Centred on the everyday, and crafted without preamble or pretension, the poems in Without Ceremony are a literary pastiche—a thematic mosaic not unlike tracks on an album. Amidst a timeless cast of characters from Lucretius and Eva Hesse, to Joan Mitchell and St. Augustine, Carr illuminates what it means to truly know something and questions how certain knowledge becomes valued over others. Without Ceremony spotlights the gendered division of ideas and the inherent strength of language to harm and oppress, as well as elevate. Within these pages, passing encounters become rare spectacles, and the ordinary, without ambitions of grandeur or ceremony, is celebrated, making Carr's new collection a clarifying elixir for our time.
Praise for Angela Carr:
“Angela Carr’s words in Without Ceremony point their arrows toward a ledge where communication knows “both failure and perfection at once.” Her poetry isn’t invested in naming things (perhaps this is what is unceremonious) because things, even thingness, and their energies change so rapidly. Carr creates a field of verb-rich arriving where confessional exasperations are tried and transformed in pleasurable abstraction. She summons other women poets and artists (Hesse, Dickinson, Mitchell) not to revere them but to create a queer chorus of those who can bring us to see that what seems holy is simply ordinary.”

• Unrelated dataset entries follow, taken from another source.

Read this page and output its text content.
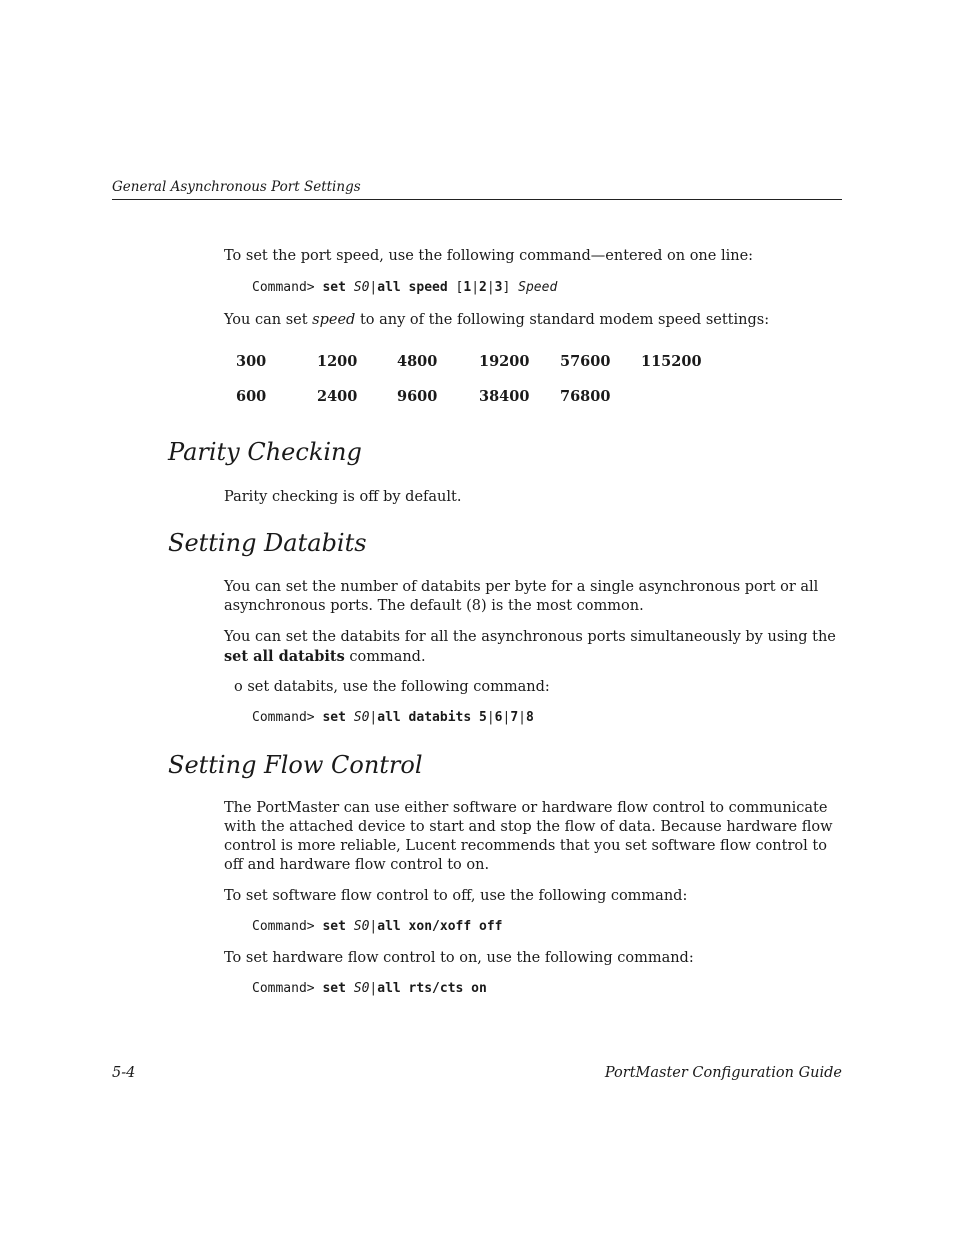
General Asynchronous Port Settings
To set the port speed, use the following command—entered on one line:
Command> set S0|all speed [1|2|3] Speed
You can set speed to any of the following standard modem speed settings:
300	1200	4800	19200 57600 115200
600	2400	9600	38400 76800
Parity Checking
Parity checking is off by default.
Setting Databits
You can set the number of databits per byte for a single asynchronous port or all asynchronous ports. The default (8) is the most common.
You can set the databits for all the asynchronous ports simultaneously by using the set all databits command.
o set databits, use the following command:
Command> set S0|all databits 5|6|7|8
Setting Flow Control
The PortMaster can use either software or hardware flow control to communicate with the attached device to start and stop the flow of data. Because hardware flow control is more reliable, Lucent recommends that you set software flow control to off and hardware flow control to on.
To set software flow control to off, use the following command:
Command> set S0|all xon/xoff off
To set hardware flow control to on, use the following command:
Command> set S0|all rts/cts on
5-4	PortMaster Configuration Guide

—Stacy Szymaszek, author of A Year From Today
“Angela Carr’s poems spark a startling immediacy directly to the heart of everyday encounters and how poems form “under the moment of language.” Her work gives us the rare and complex gift of how to move out of the house of regret amidst the instability of the contemporary. Here in Without Ceremony are interior conversations with the likes of Lucretius, Dickinson, Moorman, that show how readers become writers and how words feel when put on us by others, which ones we choose to wear, which to strip off. Let Without Ceremony become one of those books “that are familiar as friends,” always present to puncture through the space of the day to the intimacy we need to construct joy, a holding area for the moving moment.”